The Philippines.—The administration of the Philippines presented far more difficult questions. The number of islands, the variety of languages and races, the differences in civilization all combined to challenge the skill of the government. Moreover, there was raging in 1901 a stubborn revolt against American authority, which had to be faced. Following the lines laid down by President McKinley, the evolution of American policy fell into three stages. At first the islands were governed directly by the President under his supreme military power. In 1901 a civilian commission, headed by William Howard Taft, was selected by the President and charged with the government of the provinces in which order had been restored. Six years later, under the terms of an organic act, passed by Congress in 1902, the third stage was reached. The local government passed into the hands of a governor and commission, appointed by the President and Senate, and a legislature—one house elected by popular vote and an upper chamber composed of the commission. This scheme, like that obtaining in Porto Rico, remained intact until a Democratic Congress under President Wilson’s leadership carried the colonial administration into its fourth phase by making both houses elective. Thus, by the steady pursuit of a liberal policy, self-government was extended to the dependencies; but it encouraged rather than extinguished the vigorous movement among the Philippine natives for independence.

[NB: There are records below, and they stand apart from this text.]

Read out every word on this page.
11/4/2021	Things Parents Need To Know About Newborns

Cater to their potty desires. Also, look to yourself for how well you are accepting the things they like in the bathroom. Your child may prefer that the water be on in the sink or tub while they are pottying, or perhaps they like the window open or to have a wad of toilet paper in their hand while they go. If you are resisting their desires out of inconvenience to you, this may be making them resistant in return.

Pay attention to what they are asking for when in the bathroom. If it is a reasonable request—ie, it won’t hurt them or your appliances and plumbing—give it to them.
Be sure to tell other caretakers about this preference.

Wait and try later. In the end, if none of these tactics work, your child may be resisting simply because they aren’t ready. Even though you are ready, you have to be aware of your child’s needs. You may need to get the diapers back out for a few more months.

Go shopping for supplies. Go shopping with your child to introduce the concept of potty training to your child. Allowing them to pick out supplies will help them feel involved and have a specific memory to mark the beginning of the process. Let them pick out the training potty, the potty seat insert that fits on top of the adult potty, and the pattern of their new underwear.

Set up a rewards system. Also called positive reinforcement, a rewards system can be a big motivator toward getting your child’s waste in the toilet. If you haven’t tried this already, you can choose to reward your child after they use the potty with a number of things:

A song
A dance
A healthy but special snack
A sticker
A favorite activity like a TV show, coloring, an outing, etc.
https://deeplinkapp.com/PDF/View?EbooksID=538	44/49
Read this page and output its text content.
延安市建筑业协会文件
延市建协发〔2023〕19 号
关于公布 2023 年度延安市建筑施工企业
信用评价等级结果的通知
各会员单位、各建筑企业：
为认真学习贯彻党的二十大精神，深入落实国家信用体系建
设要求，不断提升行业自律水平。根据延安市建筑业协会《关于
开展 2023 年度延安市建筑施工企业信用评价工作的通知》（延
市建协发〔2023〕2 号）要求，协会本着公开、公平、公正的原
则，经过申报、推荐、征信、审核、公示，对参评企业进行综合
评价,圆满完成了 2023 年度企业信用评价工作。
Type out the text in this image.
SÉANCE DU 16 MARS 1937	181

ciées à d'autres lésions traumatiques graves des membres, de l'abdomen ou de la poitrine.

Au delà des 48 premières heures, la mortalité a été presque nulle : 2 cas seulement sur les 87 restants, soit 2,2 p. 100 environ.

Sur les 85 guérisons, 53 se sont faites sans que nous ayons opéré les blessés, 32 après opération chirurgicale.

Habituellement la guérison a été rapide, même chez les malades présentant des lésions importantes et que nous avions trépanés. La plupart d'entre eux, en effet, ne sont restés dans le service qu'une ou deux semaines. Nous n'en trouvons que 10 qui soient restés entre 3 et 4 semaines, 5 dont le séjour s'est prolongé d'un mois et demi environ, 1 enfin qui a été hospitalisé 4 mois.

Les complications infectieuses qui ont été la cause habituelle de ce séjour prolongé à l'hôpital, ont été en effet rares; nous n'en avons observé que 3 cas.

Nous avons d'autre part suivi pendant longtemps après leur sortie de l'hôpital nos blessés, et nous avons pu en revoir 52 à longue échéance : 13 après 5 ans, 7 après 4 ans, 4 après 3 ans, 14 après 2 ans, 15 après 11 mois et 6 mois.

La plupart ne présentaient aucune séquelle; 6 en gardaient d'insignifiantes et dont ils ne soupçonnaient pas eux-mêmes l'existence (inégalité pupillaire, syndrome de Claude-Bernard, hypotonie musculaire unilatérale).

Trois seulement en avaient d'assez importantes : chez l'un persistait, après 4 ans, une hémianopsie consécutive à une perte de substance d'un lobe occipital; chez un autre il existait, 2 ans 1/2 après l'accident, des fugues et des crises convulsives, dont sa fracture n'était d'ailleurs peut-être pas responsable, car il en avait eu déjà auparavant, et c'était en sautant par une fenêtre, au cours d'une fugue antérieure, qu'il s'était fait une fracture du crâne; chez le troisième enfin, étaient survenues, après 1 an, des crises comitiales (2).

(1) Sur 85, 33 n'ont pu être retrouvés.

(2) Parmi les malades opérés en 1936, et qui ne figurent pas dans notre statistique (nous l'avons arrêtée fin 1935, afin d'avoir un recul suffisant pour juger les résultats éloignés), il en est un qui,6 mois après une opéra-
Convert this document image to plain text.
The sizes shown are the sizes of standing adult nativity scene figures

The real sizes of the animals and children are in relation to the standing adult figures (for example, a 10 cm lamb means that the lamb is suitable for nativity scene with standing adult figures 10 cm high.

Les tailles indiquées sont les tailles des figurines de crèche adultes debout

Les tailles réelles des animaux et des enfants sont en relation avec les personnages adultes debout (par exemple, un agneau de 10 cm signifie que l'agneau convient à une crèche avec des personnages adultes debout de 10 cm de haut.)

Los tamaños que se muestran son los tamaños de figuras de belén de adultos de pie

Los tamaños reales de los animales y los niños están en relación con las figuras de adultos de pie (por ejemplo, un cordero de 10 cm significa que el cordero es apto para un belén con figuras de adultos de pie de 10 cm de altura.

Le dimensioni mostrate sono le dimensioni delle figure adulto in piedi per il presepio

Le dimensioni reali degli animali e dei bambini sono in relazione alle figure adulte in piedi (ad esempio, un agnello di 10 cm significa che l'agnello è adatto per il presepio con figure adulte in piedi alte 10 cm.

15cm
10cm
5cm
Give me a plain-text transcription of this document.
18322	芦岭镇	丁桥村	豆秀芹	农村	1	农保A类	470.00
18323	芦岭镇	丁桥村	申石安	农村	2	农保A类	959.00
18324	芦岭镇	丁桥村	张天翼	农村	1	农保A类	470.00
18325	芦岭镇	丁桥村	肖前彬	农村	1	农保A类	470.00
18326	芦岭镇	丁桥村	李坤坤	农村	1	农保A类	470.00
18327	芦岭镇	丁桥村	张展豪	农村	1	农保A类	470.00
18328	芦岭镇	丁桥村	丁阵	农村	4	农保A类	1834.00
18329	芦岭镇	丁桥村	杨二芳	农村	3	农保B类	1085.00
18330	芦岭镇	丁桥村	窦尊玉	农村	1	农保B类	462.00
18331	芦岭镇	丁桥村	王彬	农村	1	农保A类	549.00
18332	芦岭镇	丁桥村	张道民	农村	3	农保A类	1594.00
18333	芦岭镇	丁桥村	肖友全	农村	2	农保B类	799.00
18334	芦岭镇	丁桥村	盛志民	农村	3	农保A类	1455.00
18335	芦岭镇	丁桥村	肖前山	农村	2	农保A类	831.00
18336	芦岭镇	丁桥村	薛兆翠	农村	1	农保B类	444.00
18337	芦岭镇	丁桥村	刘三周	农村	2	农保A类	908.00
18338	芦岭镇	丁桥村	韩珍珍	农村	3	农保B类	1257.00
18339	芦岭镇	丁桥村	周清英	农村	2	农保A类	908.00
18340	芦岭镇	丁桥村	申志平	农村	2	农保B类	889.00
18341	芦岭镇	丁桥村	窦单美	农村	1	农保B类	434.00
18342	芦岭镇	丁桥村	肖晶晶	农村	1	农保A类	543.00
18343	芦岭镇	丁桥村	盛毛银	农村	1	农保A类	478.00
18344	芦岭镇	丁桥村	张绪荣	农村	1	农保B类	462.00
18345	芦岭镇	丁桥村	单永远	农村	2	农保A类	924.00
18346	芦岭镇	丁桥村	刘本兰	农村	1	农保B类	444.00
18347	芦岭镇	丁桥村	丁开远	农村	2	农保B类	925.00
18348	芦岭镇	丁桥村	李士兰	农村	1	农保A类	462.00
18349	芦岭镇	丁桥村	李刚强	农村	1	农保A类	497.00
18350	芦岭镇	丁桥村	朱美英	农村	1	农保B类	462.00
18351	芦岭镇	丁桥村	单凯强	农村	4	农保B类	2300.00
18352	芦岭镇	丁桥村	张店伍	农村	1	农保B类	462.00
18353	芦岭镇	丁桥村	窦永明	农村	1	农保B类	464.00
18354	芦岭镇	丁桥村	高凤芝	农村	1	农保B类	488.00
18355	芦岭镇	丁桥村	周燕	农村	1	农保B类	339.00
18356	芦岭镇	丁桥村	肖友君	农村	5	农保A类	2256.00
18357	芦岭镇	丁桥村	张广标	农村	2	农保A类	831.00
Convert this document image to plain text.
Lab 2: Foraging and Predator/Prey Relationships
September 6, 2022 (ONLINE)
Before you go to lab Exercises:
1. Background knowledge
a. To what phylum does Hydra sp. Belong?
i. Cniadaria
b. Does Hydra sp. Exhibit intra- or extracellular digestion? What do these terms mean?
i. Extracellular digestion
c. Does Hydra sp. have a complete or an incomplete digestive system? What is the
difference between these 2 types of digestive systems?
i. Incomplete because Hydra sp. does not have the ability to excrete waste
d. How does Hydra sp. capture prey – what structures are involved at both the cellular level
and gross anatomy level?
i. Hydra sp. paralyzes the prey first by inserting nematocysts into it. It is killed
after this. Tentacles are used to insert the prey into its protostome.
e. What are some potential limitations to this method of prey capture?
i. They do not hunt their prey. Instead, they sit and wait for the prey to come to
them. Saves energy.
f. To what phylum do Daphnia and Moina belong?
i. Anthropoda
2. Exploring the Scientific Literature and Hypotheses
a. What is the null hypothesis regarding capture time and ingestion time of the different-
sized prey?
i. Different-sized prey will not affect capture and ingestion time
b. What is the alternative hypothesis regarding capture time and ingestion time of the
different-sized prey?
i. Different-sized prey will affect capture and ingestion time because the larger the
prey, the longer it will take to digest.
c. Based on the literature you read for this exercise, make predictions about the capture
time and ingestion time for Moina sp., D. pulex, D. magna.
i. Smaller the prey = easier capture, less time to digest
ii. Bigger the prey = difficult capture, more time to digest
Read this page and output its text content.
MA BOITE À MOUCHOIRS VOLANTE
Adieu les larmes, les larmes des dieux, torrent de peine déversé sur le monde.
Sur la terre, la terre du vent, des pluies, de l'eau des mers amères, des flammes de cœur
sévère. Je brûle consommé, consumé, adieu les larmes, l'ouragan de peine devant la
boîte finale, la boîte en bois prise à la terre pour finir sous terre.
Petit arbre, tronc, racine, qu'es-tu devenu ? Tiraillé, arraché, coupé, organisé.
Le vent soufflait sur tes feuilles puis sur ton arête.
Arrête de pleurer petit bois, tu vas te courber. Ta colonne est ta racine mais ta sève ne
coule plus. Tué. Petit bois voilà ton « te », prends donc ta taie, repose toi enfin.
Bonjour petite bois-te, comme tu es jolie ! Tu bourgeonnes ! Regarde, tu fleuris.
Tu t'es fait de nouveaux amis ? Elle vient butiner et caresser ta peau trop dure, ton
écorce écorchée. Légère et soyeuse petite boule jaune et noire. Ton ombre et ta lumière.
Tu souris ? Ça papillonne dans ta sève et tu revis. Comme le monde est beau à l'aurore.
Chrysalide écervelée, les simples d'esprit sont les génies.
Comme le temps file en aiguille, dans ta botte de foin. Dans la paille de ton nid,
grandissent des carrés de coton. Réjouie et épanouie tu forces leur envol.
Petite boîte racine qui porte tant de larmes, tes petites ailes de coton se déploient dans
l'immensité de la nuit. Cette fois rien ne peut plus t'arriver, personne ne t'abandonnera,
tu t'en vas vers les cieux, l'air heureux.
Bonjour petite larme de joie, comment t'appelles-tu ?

Copyright by Underwood and Underwood, N.Y.
Mr Taft in the Philippines

Cuban Relations.—Within the sphere of colonial affairs, Cuba, though nominally independent, also presented problems to the government at Washington. In the fine enthusiasm that accompanied the declaration of war on Spain, Congress, unmindful of practical considerations, recognized the independence of Cuba and disclaimed “any disposition or intention to exercise sovereignty, jurisdiction, or control over said island except for the pacification thereof.” In the settlement that followed the war, however, it was deemed undesirable to set the young republic adrift upon the stormy sea of international politics without a guiding hand. Before withdrawing American troops from the island, Congress, in March, 1901, enacted, and required Cuba to approve, a series of restrictions known as the Platt amendment, limiting her power to incur indebtedness, securing the right of the United States to intervene whenever necessary to protect life and property, and reserving to the United States coaling stations at certain points to be agreed upon. The Cubans made strong protests against what they deemed “infringements of their sovereignty”; but finally with good grace accepted their fate. Even when in 1906 President Roosevelt landed American troops in the island to quell a domestic dissension, they acquiesced in the action, evidently regarding it as a distinct warning that they should learn to manage their elections in an orderly manner.